Jeff Vesely won’t talk about sizes and power outputs. He points out the earlier Redwing Electronic Warfare system, developed by DSTG for a similar purpose and commercialised by L3Harris in Brisbane in 2018, measures roughly 15 x 10 x 5 cm.
CATJAT won’t be bigger than this but will be much more clever and capable. And it could be exported as widely as Redwing, which was designed originally for the Afghan Army but has been adopted widely elsewhere.
The threat keeps changing as technology evolves, says BRIG David Westphalen, DSTG’s military adviser on improvised threats and a former sapper who spent nearly two years in Iraq and Afghanistan battling IEDs along Coalition supply routes.
The importance of a sovereign capability is illustrated by his experience in Afghanistan: it once took 72 hours to get a response from the US to a technical question he posed. Having a sovereign capability means being able to address the issue immediately, on the spot – that could be vital.
But he points out those 72 hours built on three decades of R&D and experience: it can take that long to develop the technical expertise to give an immediate reply, regardless of the technology domain concerned.
That expertise is precious: it’s hard-won and easily dissipated. To use a military term, it represents depth in capability and expertise, says Brig Westphalen.
Without it DSTG would be unable to even define accurately, let alone tackle, significant technology problems. And it’s that depth which gives DSTG such international credibility in the electronic warfare domain.
So will the army actually acquire CATJAT? There are no absolute guarantees, say both Jeff Vesely and BRIG Westphalen, but Australia’s defence industry policy emphasises sovereign industry capability as well as the development of a robust, resilient industry base.
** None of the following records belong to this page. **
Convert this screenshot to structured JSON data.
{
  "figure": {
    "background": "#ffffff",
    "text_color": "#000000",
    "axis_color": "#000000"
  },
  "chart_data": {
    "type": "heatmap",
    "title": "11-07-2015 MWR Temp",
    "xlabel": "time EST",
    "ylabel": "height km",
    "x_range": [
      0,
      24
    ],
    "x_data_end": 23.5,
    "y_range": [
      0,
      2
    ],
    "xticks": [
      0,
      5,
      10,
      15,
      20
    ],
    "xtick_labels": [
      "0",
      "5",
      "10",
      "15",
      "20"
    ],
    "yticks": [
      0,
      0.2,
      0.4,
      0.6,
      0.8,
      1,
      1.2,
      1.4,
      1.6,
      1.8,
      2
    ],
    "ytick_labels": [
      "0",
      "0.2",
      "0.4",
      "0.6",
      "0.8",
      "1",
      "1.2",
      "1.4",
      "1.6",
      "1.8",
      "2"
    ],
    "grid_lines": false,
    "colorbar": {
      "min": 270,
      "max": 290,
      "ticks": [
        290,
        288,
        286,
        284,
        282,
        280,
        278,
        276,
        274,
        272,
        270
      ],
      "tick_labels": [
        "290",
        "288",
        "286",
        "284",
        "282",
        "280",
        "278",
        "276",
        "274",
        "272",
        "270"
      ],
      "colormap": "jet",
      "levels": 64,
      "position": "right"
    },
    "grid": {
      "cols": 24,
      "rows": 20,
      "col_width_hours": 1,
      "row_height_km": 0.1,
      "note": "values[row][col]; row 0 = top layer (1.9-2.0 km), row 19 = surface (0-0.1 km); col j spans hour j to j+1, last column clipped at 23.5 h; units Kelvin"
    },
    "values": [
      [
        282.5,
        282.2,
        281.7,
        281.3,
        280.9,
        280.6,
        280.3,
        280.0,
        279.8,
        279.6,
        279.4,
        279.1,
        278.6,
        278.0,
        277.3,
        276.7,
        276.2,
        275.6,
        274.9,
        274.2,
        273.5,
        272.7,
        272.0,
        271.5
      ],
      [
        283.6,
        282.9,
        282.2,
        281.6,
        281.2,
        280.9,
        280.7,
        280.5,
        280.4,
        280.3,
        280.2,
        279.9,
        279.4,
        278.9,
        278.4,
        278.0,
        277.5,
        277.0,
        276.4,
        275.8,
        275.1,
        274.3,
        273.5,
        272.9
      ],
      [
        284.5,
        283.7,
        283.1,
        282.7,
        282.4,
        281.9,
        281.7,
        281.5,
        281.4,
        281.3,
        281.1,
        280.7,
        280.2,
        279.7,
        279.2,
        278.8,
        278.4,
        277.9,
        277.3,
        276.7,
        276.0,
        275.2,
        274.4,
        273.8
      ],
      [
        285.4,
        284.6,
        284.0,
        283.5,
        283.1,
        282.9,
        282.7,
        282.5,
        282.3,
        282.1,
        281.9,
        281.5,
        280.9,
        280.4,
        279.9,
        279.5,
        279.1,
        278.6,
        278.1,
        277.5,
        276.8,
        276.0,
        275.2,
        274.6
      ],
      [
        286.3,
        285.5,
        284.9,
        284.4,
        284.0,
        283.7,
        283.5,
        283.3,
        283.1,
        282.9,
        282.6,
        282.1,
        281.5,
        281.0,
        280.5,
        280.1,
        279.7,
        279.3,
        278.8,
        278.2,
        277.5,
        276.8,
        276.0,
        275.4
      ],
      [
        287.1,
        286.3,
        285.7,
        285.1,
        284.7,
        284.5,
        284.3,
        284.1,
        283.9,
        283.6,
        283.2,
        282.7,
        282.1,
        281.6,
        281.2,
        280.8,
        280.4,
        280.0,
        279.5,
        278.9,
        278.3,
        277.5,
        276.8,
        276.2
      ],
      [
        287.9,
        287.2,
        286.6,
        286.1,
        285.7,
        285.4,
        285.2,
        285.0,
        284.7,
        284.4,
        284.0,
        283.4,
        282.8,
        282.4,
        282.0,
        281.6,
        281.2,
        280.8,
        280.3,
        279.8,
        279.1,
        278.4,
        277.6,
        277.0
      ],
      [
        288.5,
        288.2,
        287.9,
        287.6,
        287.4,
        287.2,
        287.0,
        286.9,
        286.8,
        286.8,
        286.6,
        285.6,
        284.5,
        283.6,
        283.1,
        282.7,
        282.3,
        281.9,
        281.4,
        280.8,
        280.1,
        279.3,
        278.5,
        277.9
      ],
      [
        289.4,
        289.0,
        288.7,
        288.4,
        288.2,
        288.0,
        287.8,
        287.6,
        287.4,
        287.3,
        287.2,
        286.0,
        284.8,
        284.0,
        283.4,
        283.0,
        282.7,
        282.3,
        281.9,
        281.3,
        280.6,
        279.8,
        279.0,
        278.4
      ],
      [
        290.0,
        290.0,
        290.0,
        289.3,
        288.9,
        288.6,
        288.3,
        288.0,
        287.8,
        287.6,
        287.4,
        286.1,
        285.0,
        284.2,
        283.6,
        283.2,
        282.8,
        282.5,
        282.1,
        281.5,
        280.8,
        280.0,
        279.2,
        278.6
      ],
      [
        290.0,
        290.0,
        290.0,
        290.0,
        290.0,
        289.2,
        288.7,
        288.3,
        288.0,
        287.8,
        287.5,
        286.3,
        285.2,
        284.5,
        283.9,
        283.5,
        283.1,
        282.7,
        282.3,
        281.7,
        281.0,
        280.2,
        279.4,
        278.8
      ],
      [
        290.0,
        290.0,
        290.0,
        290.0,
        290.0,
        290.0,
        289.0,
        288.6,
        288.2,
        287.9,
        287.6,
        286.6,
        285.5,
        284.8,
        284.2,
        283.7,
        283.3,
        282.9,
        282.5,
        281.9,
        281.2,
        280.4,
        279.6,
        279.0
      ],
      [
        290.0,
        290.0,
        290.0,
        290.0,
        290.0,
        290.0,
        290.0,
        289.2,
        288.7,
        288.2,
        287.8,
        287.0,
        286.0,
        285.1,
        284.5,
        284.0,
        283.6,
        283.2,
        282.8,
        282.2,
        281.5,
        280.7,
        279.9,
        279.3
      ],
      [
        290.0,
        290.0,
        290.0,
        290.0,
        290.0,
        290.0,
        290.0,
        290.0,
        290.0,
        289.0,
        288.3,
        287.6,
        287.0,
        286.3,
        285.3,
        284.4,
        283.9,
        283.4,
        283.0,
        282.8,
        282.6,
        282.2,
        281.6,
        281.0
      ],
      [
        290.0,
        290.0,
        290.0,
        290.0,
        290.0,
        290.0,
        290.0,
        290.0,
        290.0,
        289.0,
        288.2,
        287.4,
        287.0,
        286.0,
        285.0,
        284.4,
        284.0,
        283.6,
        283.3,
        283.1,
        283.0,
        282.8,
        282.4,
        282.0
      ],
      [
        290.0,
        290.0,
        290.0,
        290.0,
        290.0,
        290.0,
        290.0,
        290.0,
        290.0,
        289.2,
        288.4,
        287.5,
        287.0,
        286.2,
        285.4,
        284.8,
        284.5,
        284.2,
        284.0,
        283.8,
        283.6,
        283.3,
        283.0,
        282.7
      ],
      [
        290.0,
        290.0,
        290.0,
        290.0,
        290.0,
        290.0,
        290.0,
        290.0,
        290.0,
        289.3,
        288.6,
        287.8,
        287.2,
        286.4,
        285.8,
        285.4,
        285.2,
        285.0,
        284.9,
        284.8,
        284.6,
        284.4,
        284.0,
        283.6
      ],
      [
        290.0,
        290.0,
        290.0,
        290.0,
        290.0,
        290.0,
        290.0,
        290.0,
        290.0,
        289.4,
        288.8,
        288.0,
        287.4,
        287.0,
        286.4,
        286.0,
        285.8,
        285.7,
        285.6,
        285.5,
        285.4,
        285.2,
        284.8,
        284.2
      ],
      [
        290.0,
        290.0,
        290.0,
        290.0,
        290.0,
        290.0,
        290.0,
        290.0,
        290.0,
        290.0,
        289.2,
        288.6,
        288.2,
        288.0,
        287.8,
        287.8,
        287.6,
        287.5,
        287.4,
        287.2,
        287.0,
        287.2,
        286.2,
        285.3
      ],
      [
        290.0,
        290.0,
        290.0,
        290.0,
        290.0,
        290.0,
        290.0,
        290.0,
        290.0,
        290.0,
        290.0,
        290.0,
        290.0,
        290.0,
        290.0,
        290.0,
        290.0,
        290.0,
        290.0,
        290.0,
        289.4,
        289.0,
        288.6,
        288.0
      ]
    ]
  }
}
Industry policy also increasingly encourages companies to go to the technological forefront where possible.
RFTeq is already there with a world-class sovereign capability and is aiming to have a full CATJAT capability ready for service in 2025, with elements of it potentially ready for service in 2024.
Given the warm reception it has enjoyed from end users in the ADF, CATJAT could enter the market through a number of future Australian defence acquisition programs.